社会を読む「不動産学」-明海大学 第16回 集合住宅管理論(2)
住宅新報 2009年1月6日 号 14面
●え!!私は出ていくの?
マンションを一生懸命管理していてもいつかは建て替える時が来ます。その時に、私が反対しても、建て替えが決議され、出ていくことになるかもしれません。
区分所有しているマンション。1つの建物を皆で所有しているがゆえに、さまざまなルールが必要です。
ゆえにマンションを持つといっても、ルールに従う必要がある制限付き所有権ともいえます。●マンションを所有・管理
マンションでは、皆で使う廊下や階段、エレベーター、建物の外壁・屋上、これを共用部分といい、皆で管理をします。ここは基本的には皆の共有です。各号室は専有部分で、基本的にマンションを買った区分所有者が各自で管理します。
マンションでは、各号室を買うと、もれなくマンションの共用部分の持分、敷地利用権の持分がついてきます。専有部分、共用部分の持分、敷地利用権の持分は3点セットで、登記上もこの3つは連動しています。●マンション管理方法
区分所有した建物の所有や管理関係には区分所有法が適用されます。つまり、区分所有法に従って管理を進めます。
さらに実際にマンションで管理を進めていくには、(1)管理組合、(2)規約、(3)集会、(4)管理者が必要です。(1)管理組合
マンションの管理は、区分所有者が協力して行う必要があります。そのための組織が管理組合です。管理組合とは、区分所有法3条で言う「管理を行うための団体」です。
管理組合は、区分所有の建物の場合、区分所有関係が成立した瞬間から法的には存在します。成立のために、特に集会や手続きなどを行う必要はありません。
マンションを買った人(区分所有者)は全員管理組合の構成員です。これは拒否できません。それは、管理組合がマンションを適正に維持管理し、そこで居住者がお互いに快適な生活をするためには、なくてはならないものだからです。(2)管理規約
個々のマンションで「ペットの飼育は禁止」、「事務所としての使用は禁止」、「管理費と修繕積立金はこのように負担しましょう」などのルールを決めたものが管理規約です。そこで、管理規約はマンション内の憲法ともいわれています。(3)集会(総会)

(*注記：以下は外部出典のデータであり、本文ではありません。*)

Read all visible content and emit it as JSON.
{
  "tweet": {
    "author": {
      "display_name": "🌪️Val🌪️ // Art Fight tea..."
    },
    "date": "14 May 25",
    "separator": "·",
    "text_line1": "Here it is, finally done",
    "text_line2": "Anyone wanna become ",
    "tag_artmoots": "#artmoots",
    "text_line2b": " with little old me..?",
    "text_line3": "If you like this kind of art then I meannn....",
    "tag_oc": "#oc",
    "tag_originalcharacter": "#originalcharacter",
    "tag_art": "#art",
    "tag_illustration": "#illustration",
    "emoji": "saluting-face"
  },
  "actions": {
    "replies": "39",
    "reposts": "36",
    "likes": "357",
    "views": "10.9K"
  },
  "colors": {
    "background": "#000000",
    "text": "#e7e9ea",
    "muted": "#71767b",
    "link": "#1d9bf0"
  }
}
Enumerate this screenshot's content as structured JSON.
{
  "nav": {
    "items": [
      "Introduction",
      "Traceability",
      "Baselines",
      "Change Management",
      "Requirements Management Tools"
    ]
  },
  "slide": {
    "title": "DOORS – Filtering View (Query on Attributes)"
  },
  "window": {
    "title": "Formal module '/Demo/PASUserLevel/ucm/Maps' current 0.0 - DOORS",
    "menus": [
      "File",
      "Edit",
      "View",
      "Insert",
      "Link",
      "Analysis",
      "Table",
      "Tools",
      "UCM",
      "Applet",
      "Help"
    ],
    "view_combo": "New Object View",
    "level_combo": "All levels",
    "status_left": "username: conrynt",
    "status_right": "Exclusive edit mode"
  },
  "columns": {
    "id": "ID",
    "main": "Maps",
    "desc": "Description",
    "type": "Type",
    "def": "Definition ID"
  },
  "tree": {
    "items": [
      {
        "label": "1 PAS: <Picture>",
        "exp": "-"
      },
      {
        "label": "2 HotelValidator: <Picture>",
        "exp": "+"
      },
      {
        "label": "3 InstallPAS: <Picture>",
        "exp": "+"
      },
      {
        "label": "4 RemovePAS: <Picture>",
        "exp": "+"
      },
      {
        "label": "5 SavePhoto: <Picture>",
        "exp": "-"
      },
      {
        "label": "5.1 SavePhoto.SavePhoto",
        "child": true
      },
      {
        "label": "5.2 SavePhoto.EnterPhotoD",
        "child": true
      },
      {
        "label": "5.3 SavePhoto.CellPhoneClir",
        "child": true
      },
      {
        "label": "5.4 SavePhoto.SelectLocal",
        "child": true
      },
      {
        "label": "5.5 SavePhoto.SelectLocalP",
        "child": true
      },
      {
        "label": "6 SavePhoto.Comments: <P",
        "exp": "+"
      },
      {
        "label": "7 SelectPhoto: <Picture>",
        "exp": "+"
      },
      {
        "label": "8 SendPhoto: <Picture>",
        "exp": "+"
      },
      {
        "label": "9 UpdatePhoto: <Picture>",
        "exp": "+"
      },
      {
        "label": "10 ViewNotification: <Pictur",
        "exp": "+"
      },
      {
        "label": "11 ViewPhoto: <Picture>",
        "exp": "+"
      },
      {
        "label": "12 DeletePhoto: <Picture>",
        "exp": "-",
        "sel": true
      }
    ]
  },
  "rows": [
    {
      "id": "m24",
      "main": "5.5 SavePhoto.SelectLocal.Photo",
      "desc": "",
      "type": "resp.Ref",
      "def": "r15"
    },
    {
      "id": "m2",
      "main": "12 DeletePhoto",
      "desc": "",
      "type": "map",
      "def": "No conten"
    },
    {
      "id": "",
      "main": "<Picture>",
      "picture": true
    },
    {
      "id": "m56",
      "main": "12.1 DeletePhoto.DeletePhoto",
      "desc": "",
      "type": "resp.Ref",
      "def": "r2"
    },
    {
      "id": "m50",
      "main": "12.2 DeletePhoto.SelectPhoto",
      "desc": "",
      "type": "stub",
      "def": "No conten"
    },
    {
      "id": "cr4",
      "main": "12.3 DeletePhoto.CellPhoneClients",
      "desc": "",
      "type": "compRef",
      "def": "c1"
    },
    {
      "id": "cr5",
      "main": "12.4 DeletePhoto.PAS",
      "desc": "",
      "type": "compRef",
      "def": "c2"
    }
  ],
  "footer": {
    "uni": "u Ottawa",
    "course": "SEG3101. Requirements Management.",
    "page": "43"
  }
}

マンションでは大事なことは区分所有者全員が参加する集会で決めます。区分所有法で「集会」とよばれているものは、現実の組合運営では、総会と呼ばれています。総会で決まったことは規約に書いてあることと同じ効力を持ちます。総会には区分所有者は全員参加する権利を持ち、議決権を持ち、議案の決定に直接かかわります。例えば、規約の改正には3/4以上の賛成が必要です。建替えの決議には4/5以上です。
マンションでは、区分所有者が直接参加し、方針を決める民主主義体制となっています。(4)管理者
管理者は各マンションの管理の最高責任者です。多くのマンションでは、理事会の長、理事長が管理者になっています。区分所有者から選ばれる理事、理事会は執行機関としての役割が大きくなっています。●総会・理事会の危機!?
日本では、マンション管理は、世界に類のない、民主的な運営を確立してきました。しかし、大事なことを決める総会が成立しない、理事のなり手がないなどの問題も出てきました。
新たな管理方式を、管理組合・区分所有者の主体的・民主的・計画性を維持しつつ、考えるべき時がやってきたといえるでしょう。